Relations with Ukraine and aid to its neighbor in the war were sacrificed in the pursuit of the votes of sympathizers of radical nationalists from the Confederation party whose program is a Poland without Jews, Muslim refugees and the immediate suspension of all aid to Ukraine and refugees who sought salvation from the war in Poland.

Along with the apprehension that an electoral stalemate awaits Poland, because the new government will be decided by the results of smaller parties that are potential partners of the two main ones, Prava i Pravda and the Civic Coalition, there is also apprehension about whether the elections will be fair, since the government accepted observers from the OSCE and the Council of Europe, but it does not often allow them to attend its meetings, and it refused to accredit observers from non-governmental organizations for human rights.

About 100.000 volunteers applied to the opposition to monitor and control the elections at the polling stations this year.

The spokesman of the Ministry of Foreign Affairs, Lukaš Jašina, was urgently dismissed yesterday because he admitted to the media that a good part of the votes from the diaspora could fail, since some election commissions at polling stations abroad will not technically be able to count all the votes within 24 hours, which is unexpected year ordered by the State Election Commission, and if they are not counted, they fail.

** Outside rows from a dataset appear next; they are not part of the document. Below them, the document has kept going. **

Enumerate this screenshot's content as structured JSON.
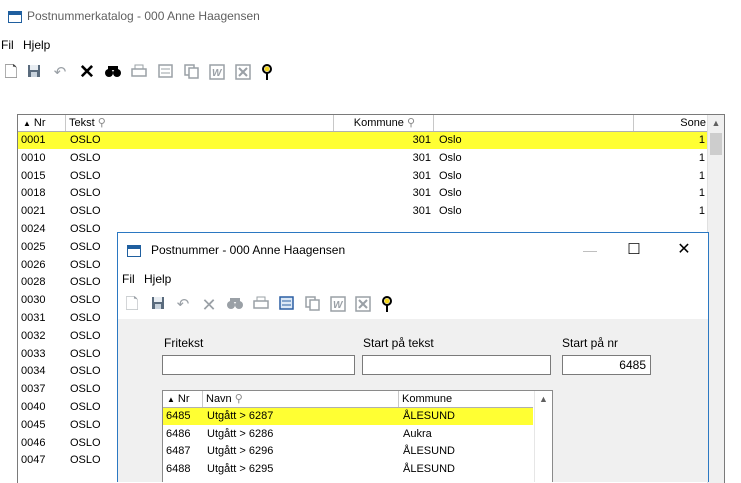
{
  "window": {
    "title": "Postnummerkatalog - 000 Anne Haagensen",
    "menu": [
      "Fil",
      "Hjelp"
    ]
  },
  "toolbar_icons": [
    "new-icon",
    "save-icon",
    "undo-icon",
    "delete-icon",
    "find-icon",
    "print-icon",
    "list-icon",
    "copy-icon",
    "word-icon",
    "excel-icon",
    "help-icon"
  ],
  "main_grid": {
    "headers": {
      "nr": "Nr",
      "tekst": "Tekst",
      "kommune": "Kommune",
      "kommune_name": "",
      "sone": "Sone"
    },
    "rows": [
      {
        "nr": "0001",
        "tekst": "OSLO",
        "kommune": "301",
        "navn": "Oslo",
        "sone": "1",
        "selected": true
      },
      {
        "nr": "0010",
        "tekst": "OSLO",
        "kommune": "301",
        "navn": "Oslo",
        "sone": "1"
      },
      {
        "nr": "0015",
        "tekst": "OSLO",
        "kommune": "301",
        "navn": "Oslo",
        "sone": "1"
      },
      {
        "nr": "0018",
        "tekst": "OSLO",
        "kommune": "301",
        "navn": "Oslo",
        "sone": "1"
      },
      {
        "nr": "0021",
        "tekst": "OSLO",
        "kommune": "301",
        "navn": "Oslo",
        "sone": "1"
      },
      {
        "nr": "0024",
        "tekst": "OSLO",
        "kommune": "",
        "navn": "",
        "sone": ""
      },
      {
        "nr": "0025",
        "tekst": "OSLO",
        "kommune": "",
        "navn": "",
        "sone": ""
      },
      {
        "nr": "0026",
        "tekst": "OSLO",
        "kommune": "",
        "navn": "",
        "sone": ""
      },
      {
        "nr": "0028",
        "tekst": "OSLO",
        "kommune": "",
        "navn": "",
        "sone": ""
      },
      {
        "nr": "0030",
        "tekst": "OSLO",
        "kommune": "",
        "navn": "",
        "sone": ""
      },
      {
        "nr": "0031",
        "tekst": "OSLO",
        "kommune": "",
        "navn": "",
        "sone": ""
      },
      {
        "nr": "0032",
        "tekst": "OSLO",
        "kommune": "",
        "navn": "",
        "sone": ""
      },
      {
        "nr": "0033",
        "tekst": "OSLO",
        "kommune": "",
        "navn": "",
        "sone": ""
      },
      {
        "nr": "0034",
        "tekst": "OSLO",
        "kommune": "",
        "navn": "",
        "sone": ""
      },
      {
        "nr": "0037",
        "tekst": "OSLO",
        "kommune": "",
        "navn": "",
        "sone": ""
      },
      {
        "nr": "0040",
        "tekst": "OSLO",
        "kommune": "",
        "navn": "",
        "sone": ""
      },
      {
        "nr": "0045",
        "tekst": "OSLO",
        "kommune": "",
        "navn": "",
        "sone": ""
      },
      {
        "nr": "0046",
        "tekst": "OSLO",
        "kommune": "",
        "navn": "",
        "sone": ""
      },
      {
        "nr": "0047",
        "tekst": "OSLO",
        "kommune": "",
        "navn": "",
        "sone": ""
      }
    ]
  },
  "dialog": {
    "title": "Postnummer - 000 Anne Haagensen",
    "menu": [
      "Fil",
      "Hjelp"
    ],
    "fields": {
      "fritekst_label": "Fritekst",
      "fritekst_value": "",
      "start_tekst_label": "Start på tekst",
      "start_tekst_value": "",
      "start_nr_label": "Start på nr",
      "start_nr_value": "6485"
    },
    "grid": {
      "headers": {
        "nr": "Nr",
        "navn": "Navn",
        "kommune": "Kommune"
      },
      "rows": [
        {
          "nr": "6485",
          "navn": "Utgått > 6287",
          "kommune": "ÅLESUND",
          "selected": true
        },
        {
          "nr": "6486",
          "navn": "Utgått > 6286",
          "kommune": "Aukra"
        },
        {
          "nr": "6487",
          "navn": "Utgått > 6296",
          "kommune": "ÅLESUND"
        },
        {
          "nr": "6488",
          "navn": "Utgått > 6295",
          "kommune": "ÅLESUND"
        }
      ]
    }
  },
  "colors": {
    "selected_row": "#ffff33",
    "dialog_border": "#2b78c2"
  }
}
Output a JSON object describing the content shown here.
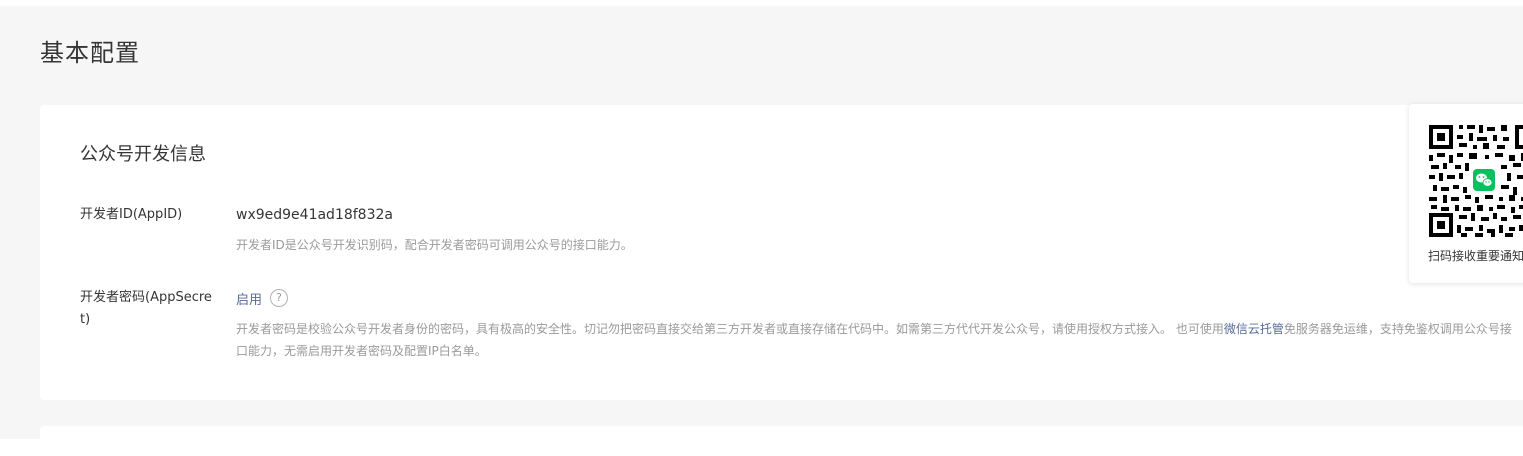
{
  "page": {
    "title": "基本配置"
  },
  "section": {
    "title": "公众号开发信息"
  },
  "appid": {
    "label": "开发者ID(AppID)",
    "value": "wx9ed9e41ad18f832a",
    "description": "开发者ID是公众号开发识别码，配合开发者密码可调用公众号的接口能力。"
  },
  "appsecret": {
    "label": "开发者密码(AppSecret)",
    "action_label": "启用",
    "help_glyph": "?",
    "description_before": "开发者密码是校验公众号开发者身份的密码，具有极高的安全性。切记勿把密码直接交给第三方开发者或直接存储在代码中。如需第三方代代开发公众号，请使用授权方式接入。 也可使用",
    "description_link": "微信云托管",
    "description_after": "免服务器免运维，支持免鉴权调用公众号接口能力，无需启用开发者密码及配置IP白名单。"
  },
  "qr_panel": {
    "caption": "扫码接收重要通知",
    "icon": "wechat-icon"
  },
  "colors": {
    "page_bg": "#f6f6f7",
    "card_bg": "#ffffff",
    "text": "#353535",
    "muted": "#9a9a9a",
    "link": "#576b95",
    "wechat_green": "#07c160"
  }
}
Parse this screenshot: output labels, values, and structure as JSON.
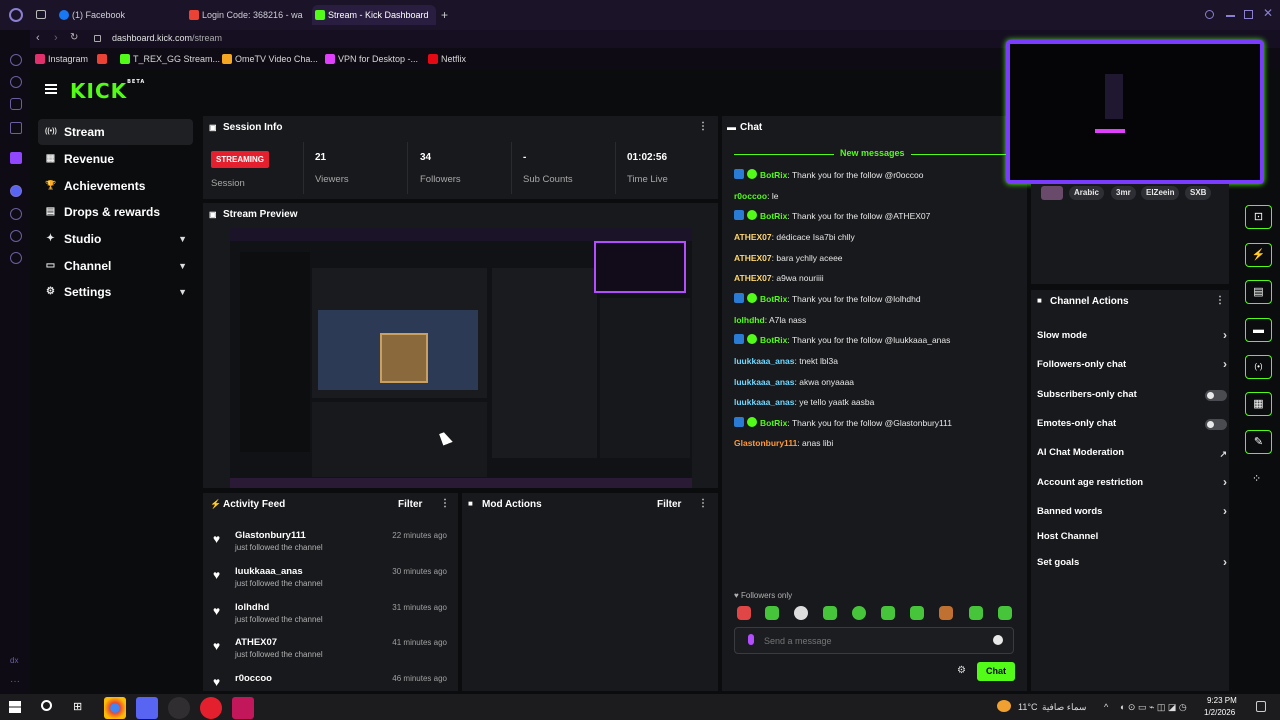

The main Polish television stations will announce the forecast of the results tonight, right after the polls close at 21:XNUMX p.m., until Monday morning, as well as the precise models, and the official results will be announced by the State Election Commission on Tuesday.

The President of Poland, Andrzej Duda, has already announced that he will not give the mandate to form the government to whoever has the majority in the parliament, as is the custom in Central European countries, but to the party that individually wins the highest percentage of votes, which according to all polls is his party Pravo i Pravda.